FDA Tool Uses Genomics to Track Resistance Genes

November 14, 2017 11:17 AM
 
The FDA this week launched a new interactive tool called “Resistome Tracker,” which will use genomic information to track antimicrobial resistance in pathogens.

The FDA this week launched a new interactive tool called “Resistome Tracker,” which will use genomic information to track antimicrobial resistance in pathogens. Initially, the system focuses on drug-resistance traits in Salmonella, but the genomic approach eventually will expand to include other food-borne pathogens such as E. coli and Campylobacter,

Since 2014, the National Antimicrobial Resistance Monitoring System (NARMS) has engaged in whole genome sequencing (WGS) on every Salmonella isolate collected in its surveillance program, and on over 4,500 historical Salmonella isolates collected from retail-meat sources since 2002. Whole genome sequencing allows detailed genetic comparison of strains from humans with those from other sources, and studies have shown the presence of known resistance determinants is highly correlated with clinical resistance.
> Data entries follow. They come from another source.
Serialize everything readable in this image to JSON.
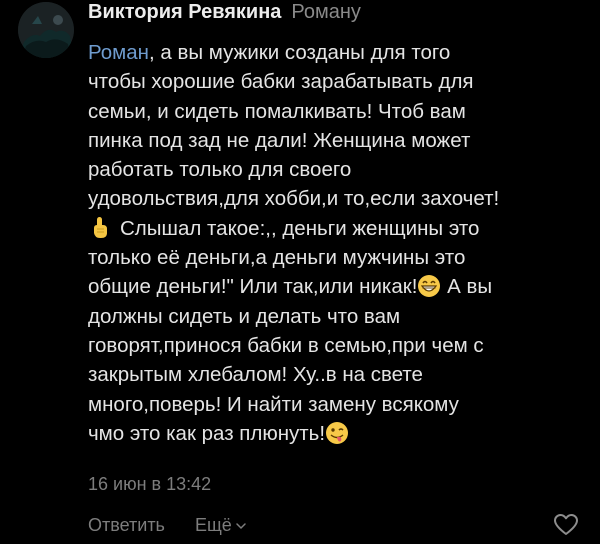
{
  "comment": {
    "author": "Виктория Ревякина",
    "reply_to": "Роману",
    "mention": "Роман",
    "lines": {
      "l1": ", а вы мужики созданы для того",
      "l2": "чтобы хорошие бабки зарабатывать для",
      "l3": "семьи, и сидеть помалкивать! Чтоб вам",
      "l4": "пинка под зад не дали! Женщина может",
      "l5": "работать только для своего",
      "l6": "удовольствия,для хобби,и то,если захочет!",
      "l7": "Слышал такое:,, деньги женщины это",
      "l8": "только её деньги,а деньги мужчины это",
      "l9a": "общие деньги!\" Или так,или никак!",
      "l9b": " А вы",
      "l10": "должны сидеть и делать что вам",
      "l11": "говорят,принося бабки в семью,при чем с",
      "l12": "закрытым хлебалом! Ху..в на свете",
      "l13": "много,поверь! И найти замену всякому",
      "l14": "чмо это как раз плюнуть!"
    },
    "emojis": {
      "pointer": "backhand-index-pointing-down",
      "grin": "grinning-face-with-smiling-eyes",
      "wink": "winking-face-with-tongue"
    },
    "timestamp": "16 июн в 13:42"
  },
  "actions": {
    "reply_label": "Ответить",
    "more_label": "Ещё",
    "like_icon": "heart-outline-icon"
  },
  "colors": {
    "background": "#000000",
    "text": "#e4e4e4",
    "mention": "#6f9ccf",
    "muted": "#7d7d7d"
  }
}
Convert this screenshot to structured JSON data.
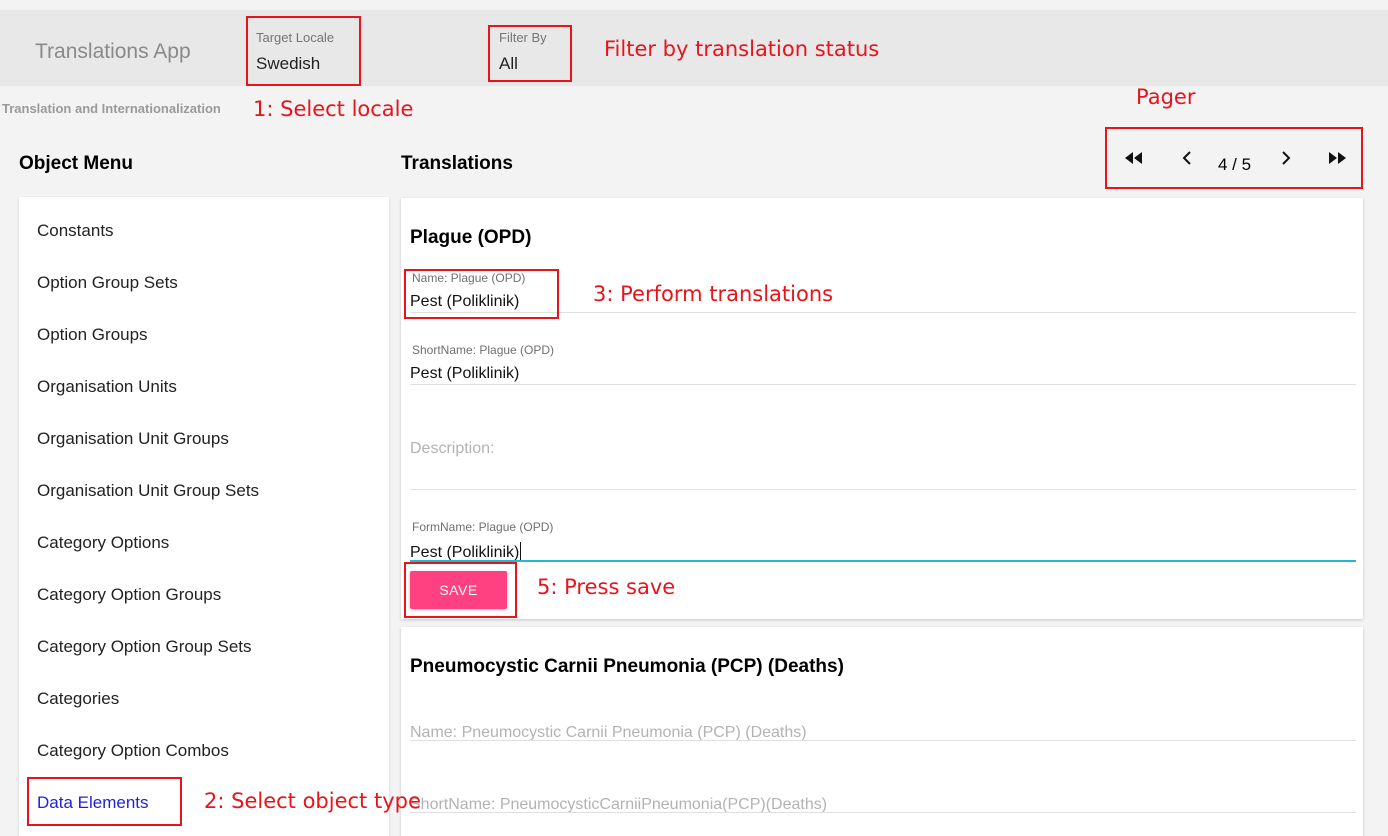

NARMS researchers used the WGS data to create a database at the National Center for Biotechnology Information (NCBI), which they say will evolve to incorporate temporal changes in the resistome along with the susceptibility information.

In its latest integrated report, NARMS notes plans to continue using whole genome DNA sequencing technology to develop prediction tools to reliably predict antibiotic resistance more quickly and at lower cost compared with other methods such as susceptibility testing.

The new Resistome Tracker system, designed primarily for researchers and public-health officials, “allows users to customize visualizations by antibiotic drug class, compare resistance genes across different sources, identify new resistance genes, and map selected resistance genes to geographic region.”

Currently, Salmonella genome sequences from the NCBI public databases are uploaded to Resistome Tracker on a weekly basis, allowing near real-time monitoring of antibiotic resistance. The system includes WGS data on 97,390 genomes from NCBI, 27,512 of which are U.S. isolates and 8,900 are isolates from the NARMS.